Afghanistan Analysts Network – English

Recommended Reads

The Peculiar Presence of the Islamic State in Kunar

AAN 2 min

The Diplomat, 14 May 2019

A fascinating on-the-ground reportage from Kunar by Franz Marty about IS presence in this eastern province – a good antidote to  latest alarmist pieces about IS planning to attack the US and Russian allegations about 5,000 Daesh fighters in northern Afghanistan. According to this report, Daesh took over two villages there. Marty writes:

Almost all available sources – refugees as well as government officials – indicated that the attacking Islamic State fighters were predominantly locals. Beyond that, information is scarce and the little that is available could not be independently verified. (…) Allegations regarding some foreign fighters among the Islamic State group in Chapa Dara lacked any detail and, therefore, cannot be assessed.

(…) there is anecdotal evidence that at least some alleged Islamic State fighters in Kunar have simply adopted a vague, locally-colored version of the Islamic State. In some cases this apparently happened for opportunistic reasons, usually fallouts with other insurgent groups that they were previously affiliated with.

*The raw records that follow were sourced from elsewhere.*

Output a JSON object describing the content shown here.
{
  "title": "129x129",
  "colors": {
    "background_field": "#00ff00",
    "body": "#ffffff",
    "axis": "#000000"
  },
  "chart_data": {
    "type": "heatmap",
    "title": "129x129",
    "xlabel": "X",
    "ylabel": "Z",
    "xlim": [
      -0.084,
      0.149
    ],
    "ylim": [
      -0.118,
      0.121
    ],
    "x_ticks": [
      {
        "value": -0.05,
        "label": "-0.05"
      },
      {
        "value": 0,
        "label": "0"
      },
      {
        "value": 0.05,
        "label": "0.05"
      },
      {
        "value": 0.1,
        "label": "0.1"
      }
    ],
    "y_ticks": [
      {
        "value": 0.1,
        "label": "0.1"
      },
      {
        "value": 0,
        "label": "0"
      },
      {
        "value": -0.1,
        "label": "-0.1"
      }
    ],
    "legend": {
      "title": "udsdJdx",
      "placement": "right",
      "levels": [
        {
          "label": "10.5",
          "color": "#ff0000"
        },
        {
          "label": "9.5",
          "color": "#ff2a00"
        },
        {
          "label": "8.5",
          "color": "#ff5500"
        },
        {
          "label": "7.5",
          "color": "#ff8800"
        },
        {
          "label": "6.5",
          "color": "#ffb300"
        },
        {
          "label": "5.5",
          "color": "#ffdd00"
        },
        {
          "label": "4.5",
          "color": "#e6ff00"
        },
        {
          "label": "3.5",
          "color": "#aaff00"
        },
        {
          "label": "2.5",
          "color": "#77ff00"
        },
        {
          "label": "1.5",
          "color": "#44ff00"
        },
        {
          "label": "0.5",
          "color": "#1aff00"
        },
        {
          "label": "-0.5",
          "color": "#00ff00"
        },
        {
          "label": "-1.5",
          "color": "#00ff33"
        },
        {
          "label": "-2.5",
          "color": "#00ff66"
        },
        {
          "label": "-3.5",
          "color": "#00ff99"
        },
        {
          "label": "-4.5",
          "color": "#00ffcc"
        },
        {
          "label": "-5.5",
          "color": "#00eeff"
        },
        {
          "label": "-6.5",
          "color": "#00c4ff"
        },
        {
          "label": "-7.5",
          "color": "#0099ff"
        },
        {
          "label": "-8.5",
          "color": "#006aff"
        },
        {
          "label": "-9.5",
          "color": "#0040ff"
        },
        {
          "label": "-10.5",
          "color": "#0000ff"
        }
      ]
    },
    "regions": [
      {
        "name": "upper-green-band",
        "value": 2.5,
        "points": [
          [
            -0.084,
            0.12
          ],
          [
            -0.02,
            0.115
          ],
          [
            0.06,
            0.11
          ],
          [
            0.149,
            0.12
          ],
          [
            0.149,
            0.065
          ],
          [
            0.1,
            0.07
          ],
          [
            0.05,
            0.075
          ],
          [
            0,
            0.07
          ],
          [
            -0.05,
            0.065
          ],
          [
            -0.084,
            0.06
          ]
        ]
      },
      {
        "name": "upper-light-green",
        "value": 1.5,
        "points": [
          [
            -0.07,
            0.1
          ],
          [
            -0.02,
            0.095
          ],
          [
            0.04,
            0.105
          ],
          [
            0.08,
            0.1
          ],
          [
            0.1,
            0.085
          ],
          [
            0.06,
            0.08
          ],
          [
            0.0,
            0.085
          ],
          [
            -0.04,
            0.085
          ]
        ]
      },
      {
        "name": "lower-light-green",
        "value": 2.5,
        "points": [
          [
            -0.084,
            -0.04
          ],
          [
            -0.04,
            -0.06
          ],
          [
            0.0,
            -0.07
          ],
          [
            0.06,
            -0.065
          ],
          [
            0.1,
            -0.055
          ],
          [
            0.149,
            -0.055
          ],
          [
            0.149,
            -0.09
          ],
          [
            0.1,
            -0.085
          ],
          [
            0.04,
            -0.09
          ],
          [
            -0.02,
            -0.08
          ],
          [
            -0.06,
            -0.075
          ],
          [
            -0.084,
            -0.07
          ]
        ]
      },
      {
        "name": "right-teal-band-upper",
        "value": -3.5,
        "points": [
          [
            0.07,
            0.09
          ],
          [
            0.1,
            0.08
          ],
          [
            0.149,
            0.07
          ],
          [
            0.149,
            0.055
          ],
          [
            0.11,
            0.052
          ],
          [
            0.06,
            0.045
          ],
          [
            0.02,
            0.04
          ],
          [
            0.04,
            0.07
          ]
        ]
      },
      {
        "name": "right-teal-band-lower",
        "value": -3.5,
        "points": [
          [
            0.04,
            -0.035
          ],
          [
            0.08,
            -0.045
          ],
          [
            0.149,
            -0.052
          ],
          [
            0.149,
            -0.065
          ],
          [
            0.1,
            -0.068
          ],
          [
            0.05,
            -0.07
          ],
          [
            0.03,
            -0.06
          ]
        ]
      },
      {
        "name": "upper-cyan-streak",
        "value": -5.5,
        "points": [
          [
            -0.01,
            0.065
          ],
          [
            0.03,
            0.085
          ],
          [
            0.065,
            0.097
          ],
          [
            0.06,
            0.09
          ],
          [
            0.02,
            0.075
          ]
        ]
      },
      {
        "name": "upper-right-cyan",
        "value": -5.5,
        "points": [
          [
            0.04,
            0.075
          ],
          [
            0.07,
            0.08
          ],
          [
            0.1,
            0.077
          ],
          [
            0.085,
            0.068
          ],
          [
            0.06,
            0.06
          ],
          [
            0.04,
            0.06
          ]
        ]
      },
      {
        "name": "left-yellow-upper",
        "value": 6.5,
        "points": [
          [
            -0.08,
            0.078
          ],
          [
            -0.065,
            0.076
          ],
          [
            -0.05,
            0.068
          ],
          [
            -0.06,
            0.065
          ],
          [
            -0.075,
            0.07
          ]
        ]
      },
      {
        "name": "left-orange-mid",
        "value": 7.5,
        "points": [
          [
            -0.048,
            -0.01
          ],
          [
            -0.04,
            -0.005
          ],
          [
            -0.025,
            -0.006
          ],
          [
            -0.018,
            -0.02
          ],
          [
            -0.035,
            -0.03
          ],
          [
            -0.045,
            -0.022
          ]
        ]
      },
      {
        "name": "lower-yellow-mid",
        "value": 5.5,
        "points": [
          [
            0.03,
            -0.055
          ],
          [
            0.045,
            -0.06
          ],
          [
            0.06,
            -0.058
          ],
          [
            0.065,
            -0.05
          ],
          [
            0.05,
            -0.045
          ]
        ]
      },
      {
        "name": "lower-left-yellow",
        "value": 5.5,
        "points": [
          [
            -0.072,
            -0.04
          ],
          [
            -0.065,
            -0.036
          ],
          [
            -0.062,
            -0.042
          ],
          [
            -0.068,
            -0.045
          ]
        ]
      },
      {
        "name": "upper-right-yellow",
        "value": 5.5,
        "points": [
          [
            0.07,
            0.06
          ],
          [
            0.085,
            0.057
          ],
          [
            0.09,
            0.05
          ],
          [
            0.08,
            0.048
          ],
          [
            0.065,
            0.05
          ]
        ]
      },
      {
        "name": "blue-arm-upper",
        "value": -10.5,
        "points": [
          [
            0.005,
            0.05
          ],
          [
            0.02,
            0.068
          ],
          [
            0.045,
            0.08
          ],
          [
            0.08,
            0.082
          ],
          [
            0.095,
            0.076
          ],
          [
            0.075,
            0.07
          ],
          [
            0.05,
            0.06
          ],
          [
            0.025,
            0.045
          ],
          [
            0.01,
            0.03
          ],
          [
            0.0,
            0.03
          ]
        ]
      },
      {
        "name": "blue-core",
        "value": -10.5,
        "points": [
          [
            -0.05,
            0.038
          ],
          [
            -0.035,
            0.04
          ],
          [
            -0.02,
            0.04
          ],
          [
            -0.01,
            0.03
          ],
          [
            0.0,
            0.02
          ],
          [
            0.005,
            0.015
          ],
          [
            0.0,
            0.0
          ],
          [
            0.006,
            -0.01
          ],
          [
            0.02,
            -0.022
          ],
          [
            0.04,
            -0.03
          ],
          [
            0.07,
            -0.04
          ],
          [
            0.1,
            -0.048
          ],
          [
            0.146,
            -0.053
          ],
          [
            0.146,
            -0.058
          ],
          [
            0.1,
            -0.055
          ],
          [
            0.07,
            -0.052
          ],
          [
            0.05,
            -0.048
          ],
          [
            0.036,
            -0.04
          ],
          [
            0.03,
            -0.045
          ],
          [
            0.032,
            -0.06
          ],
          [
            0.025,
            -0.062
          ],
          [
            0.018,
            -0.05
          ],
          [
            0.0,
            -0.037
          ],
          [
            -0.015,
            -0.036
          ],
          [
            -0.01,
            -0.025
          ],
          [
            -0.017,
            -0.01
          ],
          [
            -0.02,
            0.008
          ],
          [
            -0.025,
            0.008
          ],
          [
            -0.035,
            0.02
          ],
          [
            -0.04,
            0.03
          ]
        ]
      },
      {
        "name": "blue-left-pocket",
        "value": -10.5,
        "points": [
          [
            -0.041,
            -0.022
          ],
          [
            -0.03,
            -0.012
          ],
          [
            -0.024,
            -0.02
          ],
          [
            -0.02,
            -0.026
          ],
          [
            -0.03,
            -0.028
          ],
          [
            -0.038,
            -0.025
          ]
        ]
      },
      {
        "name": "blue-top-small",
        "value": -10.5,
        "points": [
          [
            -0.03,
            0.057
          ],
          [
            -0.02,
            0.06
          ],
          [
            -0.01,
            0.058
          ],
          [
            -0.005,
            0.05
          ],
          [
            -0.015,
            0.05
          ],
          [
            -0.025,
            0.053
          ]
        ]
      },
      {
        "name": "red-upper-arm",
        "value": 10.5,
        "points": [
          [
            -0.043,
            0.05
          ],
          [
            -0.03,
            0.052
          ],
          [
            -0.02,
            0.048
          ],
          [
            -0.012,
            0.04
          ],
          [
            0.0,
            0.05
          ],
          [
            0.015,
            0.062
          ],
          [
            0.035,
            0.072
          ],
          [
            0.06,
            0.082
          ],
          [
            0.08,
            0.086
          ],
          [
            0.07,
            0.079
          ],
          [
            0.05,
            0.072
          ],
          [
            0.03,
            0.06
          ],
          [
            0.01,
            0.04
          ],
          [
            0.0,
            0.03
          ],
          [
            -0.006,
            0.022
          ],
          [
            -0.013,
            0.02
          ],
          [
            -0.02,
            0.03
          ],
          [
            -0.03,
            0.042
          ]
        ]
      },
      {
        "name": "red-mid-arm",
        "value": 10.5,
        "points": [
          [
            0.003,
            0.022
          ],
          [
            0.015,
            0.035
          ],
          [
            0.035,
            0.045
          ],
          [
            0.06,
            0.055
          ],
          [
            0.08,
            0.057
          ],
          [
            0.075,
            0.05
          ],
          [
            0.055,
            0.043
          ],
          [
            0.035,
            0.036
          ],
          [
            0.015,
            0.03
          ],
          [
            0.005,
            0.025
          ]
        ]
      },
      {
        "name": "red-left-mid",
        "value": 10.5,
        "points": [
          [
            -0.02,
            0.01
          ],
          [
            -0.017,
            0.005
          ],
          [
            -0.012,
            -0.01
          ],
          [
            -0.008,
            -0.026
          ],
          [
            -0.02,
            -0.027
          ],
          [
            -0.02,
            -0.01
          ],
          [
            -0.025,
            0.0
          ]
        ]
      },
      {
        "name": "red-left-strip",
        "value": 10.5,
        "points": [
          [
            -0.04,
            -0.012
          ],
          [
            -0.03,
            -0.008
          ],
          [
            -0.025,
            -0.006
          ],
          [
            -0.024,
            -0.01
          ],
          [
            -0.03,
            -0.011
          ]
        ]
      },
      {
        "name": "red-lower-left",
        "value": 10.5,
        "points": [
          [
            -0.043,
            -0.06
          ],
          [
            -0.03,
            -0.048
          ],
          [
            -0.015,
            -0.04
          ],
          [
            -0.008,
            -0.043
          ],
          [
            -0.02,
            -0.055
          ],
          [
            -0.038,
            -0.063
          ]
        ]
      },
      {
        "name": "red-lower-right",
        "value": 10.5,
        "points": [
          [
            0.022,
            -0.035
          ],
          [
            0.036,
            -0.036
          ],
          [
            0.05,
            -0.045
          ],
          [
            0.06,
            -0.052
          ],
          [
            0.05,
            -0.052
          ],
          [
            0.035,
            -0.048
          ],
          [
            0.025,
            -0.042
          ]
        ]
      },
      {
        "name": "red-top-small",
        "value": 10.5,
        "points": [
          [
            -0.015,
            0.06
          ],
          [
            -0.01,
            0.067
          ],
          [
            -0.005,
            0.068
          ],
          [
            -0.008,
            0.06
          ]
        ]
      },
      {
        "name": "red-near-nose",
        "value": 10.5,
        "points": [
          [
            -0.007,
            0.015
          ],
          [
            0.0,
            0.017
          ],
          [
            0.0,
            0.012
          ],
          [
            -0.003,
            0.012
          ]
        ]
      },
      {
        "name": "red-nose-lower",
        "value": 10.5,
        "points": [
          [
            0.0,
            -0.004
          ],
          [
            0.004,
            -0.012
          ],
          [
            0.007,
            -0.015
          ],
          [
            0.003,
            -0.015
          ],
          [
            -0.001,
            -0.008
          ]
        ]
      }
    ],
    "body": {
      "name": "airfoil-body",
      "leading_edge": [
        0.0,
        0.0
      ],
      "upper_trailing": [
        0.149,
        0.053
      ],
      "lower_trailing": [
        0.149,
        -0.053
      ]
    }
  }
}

Defections were arguably also supported by the fact that many Kunaris (contrary to most other Afghans) are Salafists, which – due to ideological similarities – makes them more susceptible to switching to the Islamic State.

Further complicating the above is that some alleged Islamic State commanders in Kunar have a more-than-checkered history, with various sources at times contradicting each other as to which faction they have belonged to. 

{…) assertions made by local officials and in other reports that the Islamic State fighters in Chapa Dara have operational links to the group’s main Afghan strongholds in the neighboring province of Nangarhar could neither be verified nor disproved, as they were not accompanied by the avowedly existing evidence. (…)

All this raises the question of whether, or to what extent, such alleged Islamic State fighters in Kunar can be seen as full-fledged members of the Islamic State, or might rather be rogue opportunists who use the purported caliphate’s notoriety to raise their profiles and whose activities are in turn sometimes claimed by Amaqto inflate the group’s reach. Or whether some of them are incorrectly referred to as Islamic State fighters, solely because of their extreme Salafist views, as has apparently happened at least in one case in another province in Afghanistan.